Он очень гордился речью, которую составил для своего ученика.
— Никаких там «я не привык выступать перед публикой» и прочей ерунды. Нет. Что-нибудь попроще — мило и непринужденно. Станьте поближе к столу. Теперь начинайте.
Эдвард-Альберт стал в позу возле стола.
— Леди и джентльмены, — произнес он. Потом, помолчав, прибавил: — И вы, моя дорогая Эванджелина…
— Хорошо!
— Я э-э… Я никогда в жизни не произносил речей. Возможно, не буду и в дальнейшем. А сейчас… сердце мое слишком полно! Да хранит вас всех Господь!
— Отлично! Исключительно трогательно! Потом вы садитесь. Мой высокочтимый папашка… он не обижается, когда его зовут «палатка», только «шипучка» выводит его из себя, — итак, мой папашка пускает пробку в потолок и слегка всех вас обрызгивает. В конце концов завтрак ведь устраивает он. Потом поцелуи. Милли вас целует. Разные женщины целуют вас, злодей. Но я вытаскиваю вас оттуда и на вокзал, а потом — дивный Торкэй.
— Вы нас проводите?
— Буду с вами до отхода поезда… А теперь помогите мне развесить вашу фрачную пару. Синий костюм будет ждать вас на квартире у папашки… Я ничего не забыл. Я-то уж не забуду. Что было бы с этой свадьбой, если бы не мое savoir raire[35], это превосходит всякое воображение, говорю вам, превосходит, просто превосходит.
Эдвард-Альберт чихнул.
— Где ваш халат? У каждого мужчины в вашем положении должен быть стеганый халат.
— Меня целый день знобит. Наверно, простудился.
— Вот на такой случай необходимо иметь виски, дорогой мой. Есть у вас лимон? Нет лимона! Надо всегда иметь лимон под рукой. Лягте в постель. Я вам приготовлю грелку, а потом хорошенько укрою вас. Какой там шафер! Я вам и нянька и слуга. Только помолитесь на сон грядущий. Начинайте. «Леди и джентльмены и ты, моя дорогая Эванджелина. Я никогда в жизни не произносил речей…» Дальше… Хорошо! А теперь приступите к виски, ягненочек, приготовленный для заклания… Я поставлю здесь, около вас. Ну, спите, мой Бенедикт. Покойной ночи.

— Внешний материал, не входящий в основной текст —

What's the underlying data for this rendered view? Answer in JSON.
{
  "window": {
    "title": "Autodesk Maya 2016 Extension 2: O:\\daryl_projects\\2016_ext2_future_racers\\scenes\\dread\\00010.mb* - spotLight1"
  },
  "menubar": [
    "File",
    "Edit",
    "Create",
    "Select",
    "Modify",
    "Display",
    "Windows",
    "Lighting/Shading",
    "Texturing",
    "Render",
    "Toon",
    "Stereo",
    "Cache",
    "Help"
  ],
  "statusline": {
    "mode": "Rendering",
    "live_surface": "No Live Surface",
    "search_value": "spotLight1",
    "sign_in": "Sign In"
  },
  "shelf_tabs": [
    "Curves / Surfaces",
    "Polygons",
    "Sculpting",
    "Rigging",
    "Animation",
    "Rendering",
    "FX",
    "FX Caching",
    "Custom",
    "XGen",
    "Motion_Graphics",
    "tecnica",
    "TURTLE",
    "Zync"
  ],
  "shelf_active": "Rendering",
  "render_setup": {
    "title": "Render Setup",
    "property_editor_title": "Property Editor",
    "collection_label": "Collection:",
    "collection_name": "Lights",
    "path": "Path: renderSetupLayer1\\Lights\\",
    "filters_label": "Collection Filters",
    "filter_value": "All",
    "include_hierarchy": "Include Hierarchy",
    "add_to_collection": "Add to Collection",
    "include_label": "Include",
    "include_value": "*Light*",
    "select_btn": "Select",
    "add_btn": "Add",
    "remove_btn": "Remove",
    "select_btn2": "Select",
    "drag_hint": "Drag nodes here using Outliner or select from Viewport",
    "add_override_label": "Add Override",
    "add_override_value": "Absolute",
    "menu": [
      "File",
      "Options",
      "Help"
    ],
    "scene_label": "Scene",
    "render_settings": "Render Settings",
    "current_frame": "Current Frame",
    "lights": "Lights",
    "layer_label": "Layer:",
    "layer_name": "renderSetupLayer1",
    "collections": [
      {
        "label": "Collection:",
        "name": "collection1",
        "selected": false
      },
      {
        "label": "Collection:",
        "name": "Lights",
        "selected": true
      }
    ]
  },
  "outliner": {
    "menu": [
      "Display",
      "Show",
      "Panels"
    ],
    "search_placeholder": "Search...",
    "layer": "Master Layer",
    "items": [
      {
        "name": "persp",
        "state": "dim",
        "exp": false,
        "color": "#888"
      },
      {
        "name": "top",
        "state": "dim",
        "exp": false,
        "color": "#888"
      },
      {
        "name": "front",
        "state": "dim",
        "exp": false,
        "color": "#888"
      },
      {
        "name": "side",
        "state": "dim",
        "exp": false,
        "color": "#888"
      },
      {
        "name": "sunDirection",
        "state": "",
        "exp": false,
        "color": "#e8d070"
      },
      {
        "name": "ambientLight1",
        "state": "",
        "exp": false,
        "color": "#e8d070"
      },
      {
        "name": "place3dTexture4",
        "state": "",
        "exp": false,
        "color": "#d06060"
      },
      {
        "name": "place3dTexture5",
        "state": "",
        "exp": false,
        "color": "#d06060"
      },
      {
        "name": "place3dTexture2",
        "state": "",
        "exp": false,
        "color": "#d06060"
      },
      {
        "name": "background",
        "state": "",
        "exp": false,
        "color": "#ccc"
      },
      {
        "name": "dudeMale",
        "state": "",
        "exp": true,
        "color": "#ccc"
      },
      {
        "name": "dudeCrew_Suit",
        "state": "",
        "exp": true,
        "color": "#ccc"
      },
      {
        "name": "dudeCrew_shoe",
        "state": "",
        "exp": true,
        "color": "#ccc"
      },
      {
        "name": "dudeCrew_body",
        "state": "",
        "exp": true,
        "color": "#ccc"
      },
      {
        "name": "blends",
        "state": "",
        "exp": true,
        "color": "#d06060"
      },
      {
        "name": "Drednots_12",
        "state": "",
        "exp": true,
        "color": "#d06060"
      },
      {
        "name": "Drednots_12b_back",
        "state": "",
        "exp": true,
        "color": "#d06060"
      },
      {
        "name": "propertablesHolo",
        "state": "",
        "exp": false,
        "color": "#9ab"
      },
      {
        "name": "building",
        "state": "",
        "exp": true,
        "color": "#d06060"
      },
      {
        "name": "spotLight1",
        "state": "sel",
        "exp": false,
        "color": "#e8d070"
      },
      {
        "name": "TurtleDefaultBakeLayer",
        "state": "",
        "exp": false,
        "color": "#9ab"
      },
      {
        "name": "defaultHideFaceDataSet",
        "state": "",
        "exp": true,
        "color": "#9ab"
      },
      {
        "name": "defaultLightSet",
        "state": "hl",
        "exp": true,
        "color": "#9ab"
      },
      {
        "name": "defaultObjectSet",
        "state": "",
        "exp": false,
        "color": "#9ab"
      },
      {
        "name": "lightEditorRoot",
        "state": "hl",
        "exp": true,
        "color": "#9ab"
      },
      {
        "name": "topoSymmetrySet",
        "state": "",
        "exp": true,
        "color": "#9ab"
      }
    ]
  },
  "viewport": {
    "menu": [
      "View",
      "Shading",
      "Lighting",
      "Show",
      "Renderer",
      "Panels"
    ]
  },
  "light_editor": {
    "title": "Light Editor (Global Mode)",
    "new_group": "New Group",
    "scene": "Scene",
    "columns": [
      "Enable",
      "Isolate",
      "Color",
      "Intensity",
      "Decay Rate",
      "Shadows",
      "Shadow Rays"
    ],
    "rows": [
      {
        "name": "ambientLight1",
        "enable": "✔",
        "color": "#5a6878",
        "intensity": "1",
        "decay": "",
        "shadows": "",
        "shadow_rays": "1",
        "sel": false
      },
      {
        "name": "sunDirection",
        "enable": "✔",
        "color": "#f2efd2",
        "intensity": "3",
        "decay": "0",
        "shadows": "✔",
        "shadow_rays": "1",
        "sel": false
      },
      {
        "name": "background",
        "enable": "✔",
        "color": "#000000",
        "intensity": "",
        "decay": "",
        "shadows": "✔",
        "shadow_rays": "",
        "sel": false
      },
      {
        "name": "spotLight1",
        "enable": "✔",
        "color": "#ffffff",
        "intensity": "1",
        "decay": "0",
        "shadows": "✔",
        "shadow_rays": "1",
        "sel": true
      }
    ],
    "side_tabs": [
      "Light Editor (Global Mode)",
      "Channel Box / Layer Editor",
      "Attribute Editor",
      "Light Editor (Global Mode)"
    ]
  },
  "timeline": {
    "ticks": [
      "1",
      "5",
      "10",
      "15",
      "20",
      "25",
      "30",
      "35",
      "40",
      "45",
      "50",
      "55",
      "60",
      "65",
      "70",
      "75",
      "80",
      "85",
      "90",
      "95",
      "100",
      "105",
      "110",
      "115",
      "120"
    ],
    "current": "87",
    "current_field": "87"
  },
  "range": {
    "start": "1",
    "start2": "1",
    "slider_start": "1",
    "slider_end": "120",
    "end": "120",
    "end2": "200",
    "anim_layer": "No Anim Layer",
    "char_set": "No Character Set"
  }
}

Но именно спать-то Эдвард-Альберт и не мог. Непреодолимый страх перед темнотой и отвращение к себе охватили его.
Что-то в поведении Пипа да и всех окружающих говорило ему, что над ним смеются. Днем он опять был в объятиях Эванджелины и теперь находился в состоянии нервного истощения. Она всегда сперва раздразнит его, а потом ругает. То не так, и это не так. Приятно это слышать мужчине? И потом опять старается распалить его. А теперь вот его разоденут, словно шута горохового… Нет, это уж слишком. Он не желает. Не желает. Будь он проклят, если пойдет на это. Он свободный гражданин в свободной стране. Он пошлет все к черту. Провались они со своим парадным завтраком.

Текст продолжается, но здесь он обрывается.